The following is the qualification system and qualified athletes for the Badminton at the 2023 Pan American Games competitions.

==Qualification system==
A total of 90 athletes (45 men and 45 women) will qualify to compete at the games. A nation may enter a maximum of four athletes per gender. As host nation, Chile automatically qualified a full team of eights athletes. All other quotas will be awarded through the team world rankings as of May 2, 2023. Each nation's highest ranked athlete/pair's points in each of the five events will be added to determine a country's point total. The top three ranked will qualify eight athletes, the next four countries will qualify six each (three per gender) and the next four after that will qualify four each (two per gender). All other nations will qualify one athlete each, until the quota per gender is reached. The gold medalists in both men’s Singles and the women’s Singles in the 2021 Junior Pan American Games received a direct quota for the Santiago 2023 Pan American Games, which will not be part of the maximum quota specified within the qualification process for these Games.

==Qualification timeline==

| Events | Date | Venue |
|---|---|---|
| 2021 Junior Pan American Games | November 26–29, 2021 | COL Cali, Colombia |
| BWF Rankings | May 2, 2023 | —N/a |

==Qualification summary==
A total of 23 nations qualified athletes.
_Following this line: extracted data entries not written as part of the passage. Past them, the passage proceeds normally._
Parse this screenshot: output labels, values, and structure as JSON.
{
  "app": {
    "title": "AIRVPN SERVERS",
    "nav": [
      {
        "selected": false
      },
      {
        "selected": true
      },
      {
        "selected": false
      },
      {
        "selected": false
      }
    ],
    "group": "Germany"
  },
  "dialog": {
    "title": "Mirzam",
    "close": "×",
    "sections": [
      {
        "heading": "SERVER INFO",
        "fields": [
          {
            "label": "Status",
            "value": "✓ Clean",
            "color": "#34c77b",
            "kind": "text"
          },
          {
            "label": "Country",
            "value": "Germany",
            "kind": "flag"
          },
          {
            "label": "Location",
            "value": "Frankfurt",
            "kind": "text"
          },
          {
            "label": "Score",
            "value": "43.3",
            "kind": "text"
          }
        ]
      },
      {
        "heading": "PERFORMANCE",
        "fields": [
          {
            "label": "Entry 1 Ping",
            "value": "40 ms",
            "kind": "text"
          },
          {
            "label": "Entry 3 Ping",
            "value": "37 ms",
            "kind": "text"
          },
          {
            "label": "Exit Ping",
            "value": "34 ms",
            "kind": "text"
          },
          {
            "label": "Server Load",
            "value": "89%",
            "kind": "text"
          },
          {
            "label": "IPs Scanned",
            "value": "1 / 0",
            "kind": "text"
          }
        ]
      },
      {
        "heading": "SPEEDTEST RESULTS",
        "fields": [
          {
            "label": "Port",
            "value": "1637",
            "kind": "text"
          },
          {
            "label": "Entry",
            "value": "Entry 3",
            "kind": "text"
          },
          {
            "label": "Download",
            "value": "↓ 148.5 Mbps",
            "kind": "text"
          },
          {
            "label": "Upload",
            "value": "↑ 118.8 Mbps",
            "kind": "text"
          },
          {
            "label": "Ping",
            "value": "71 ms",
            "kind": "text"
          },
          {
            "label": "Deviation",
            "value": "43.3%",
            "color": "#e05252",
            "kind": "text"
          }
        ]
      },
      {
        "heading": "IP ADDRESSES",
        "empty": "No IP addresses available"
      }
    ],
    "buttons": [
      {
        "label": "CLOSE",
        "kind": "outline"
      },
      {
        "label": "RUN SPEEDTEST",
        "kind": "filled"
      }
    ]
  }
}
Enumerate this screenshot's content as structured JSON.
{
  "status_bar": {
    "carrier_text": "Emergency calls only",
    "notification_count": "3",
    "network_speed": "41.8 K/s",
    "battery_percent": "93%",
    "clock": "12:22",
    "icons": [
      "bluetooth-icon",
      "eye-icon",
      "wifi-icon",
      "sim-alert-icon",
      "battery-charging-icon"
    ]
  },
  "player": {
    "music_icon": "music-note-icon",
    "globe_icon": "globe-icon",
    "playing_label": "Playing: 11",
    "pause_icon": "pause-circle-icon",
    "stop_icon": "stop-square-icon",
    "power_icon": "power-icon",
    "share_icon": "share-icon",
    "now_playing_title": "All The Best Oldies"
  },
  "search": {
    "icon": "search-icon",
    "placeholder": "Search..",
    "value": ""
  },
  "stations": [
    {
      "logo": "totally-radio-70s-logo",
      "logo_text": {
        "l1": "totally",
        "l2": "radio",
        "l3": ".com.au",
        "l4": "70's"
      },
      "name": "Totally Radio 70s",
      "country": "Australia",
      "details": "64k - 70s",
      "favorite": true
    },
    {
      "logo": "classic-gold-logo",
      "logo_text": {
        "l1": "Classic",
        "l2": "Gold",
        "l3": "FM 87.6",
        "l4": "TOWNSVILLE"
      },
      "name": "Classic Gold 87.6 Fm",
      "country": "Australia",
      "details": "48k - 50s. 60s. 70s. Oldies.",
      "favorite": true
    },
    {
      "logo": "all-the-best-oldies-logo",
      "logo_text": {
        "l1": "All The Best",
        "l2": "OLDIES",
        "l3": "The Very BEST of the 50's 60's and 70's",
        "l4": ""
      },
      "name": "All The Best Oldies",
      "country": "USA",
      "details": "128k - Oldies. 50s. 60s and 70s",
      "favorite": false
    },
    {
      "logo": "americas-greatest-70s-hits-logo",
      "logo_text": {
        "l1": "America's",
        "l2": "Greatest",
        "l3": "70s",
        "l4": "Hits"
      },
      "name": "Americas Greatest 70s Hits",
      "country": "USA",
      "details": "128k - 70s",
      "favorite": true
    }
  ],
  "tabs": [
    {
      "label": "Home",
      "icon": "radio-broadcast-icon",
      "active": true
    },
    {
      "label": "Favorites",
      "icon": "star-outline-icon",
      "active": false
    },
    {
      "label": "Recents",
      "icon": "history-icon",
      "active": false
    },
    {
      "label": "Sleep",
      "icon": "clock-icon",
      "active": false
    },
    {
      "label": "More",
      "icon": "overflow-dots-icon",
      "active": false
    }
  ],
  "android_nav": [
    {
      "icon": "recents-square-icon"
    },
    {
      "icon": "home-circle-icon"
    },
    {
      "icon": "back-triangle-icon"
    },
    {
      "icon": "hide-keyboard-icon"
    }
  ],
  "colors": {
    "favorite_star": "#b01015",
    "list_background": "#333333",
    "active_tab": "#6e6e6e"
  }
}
| NOC | Men | Women | Athletes |
|---|---|---|---|
| Argentina | 2 | 2 | 4 |
| Barbados | 1 |  | 1 |
| Bolivia |  | 1 | 1 |
| Brazil | 4 | 4 | 8 |
| Canada | 5 | 5 | 10 |
| Chile | 4 | 4 | 8 |
| Colombia | 1 | 1 | 2 |
| Costa Rica | 1 |  | 1 |
| Cuba | 2 | 2 | 4 |
| Dominican Republic | 2 | 2 | 4 |
| Ecuador | 1 | 1 | 2 |
| El Salvador | 3 | 3 | 6 |
| Guatemala | 3 | 4 | 7 |
| Guyana |  | 1 | 1 |
| Haiti |  | 1 | 1 |
| Jamaica | 2 | 2 | 4 |
| Mexico | 3 | 3 | 6 |
| Paraguay | 1 |  | 1 |
| Peru | 3 | 3 | 6 |
| Suriname | 1 |  | 1 |
| Trinidad and Tobago | 1 | 1 | 2 |
| United States | 4 | 4 | 8 |
| Venezuela | 1 | 1 | 2 |
| Total: 23 NOC's | 45 | 45 | 90 |

==Men==

| Event | Quotas per NOC | Total | Men |
|---|---|---|---|
| Host nation | 4 | 4 | Chile |
| 2021 Junior Pan American Games | 1 | 1 | Brian Yang (CAN) |
| Teams Ranked 1–3 | 4 | 12 | Canada United States Brazil |
| Teams Ranked 4–7 | 3 | 12 | Guatemala Peru Mexico El Salvador |
| Teams Ranked 8–11 | 2 | 8 | Dominican Republic Jamaica Argentina Cuba |
| Teams Ranked 12 and below | 1 | 8 | Venezuela Ecuador Trinidad and Tobago Colombia Costa Rica Paraguay Barbados Suriname |
| Total |  | 45 |  |

==Women==

| Event | Quotas per NOC | Total | Men |
|---|---|---|---|
| Host nation | 4 | 4 | Chile |
| 2021 Junior Pan American Games | 1 | 1 | Rachel Chan (CAN) |
| Teams Ranked 1–4 | 4 | 16 | Canada United States Brazil Guatemala* |
| Teams Ranked 5–7 | 3 | 9 | Peru Mexico El Salvador |
| Teams Ranked 8–11 | 2 | 8 | Dominican Republic Jamaica Argentina Cuba |
| Teams Ranked 12 and below | 1 | 5 | Venezuela Ecuador Trinidad and Tobago Colombia Guyana Aruba |
| Unranked nations | 1 | 2 | Bolivia Haiti |
| Total |  | 45 |  |

- Guatemala received an additional women's quota after Aruba declined its quota.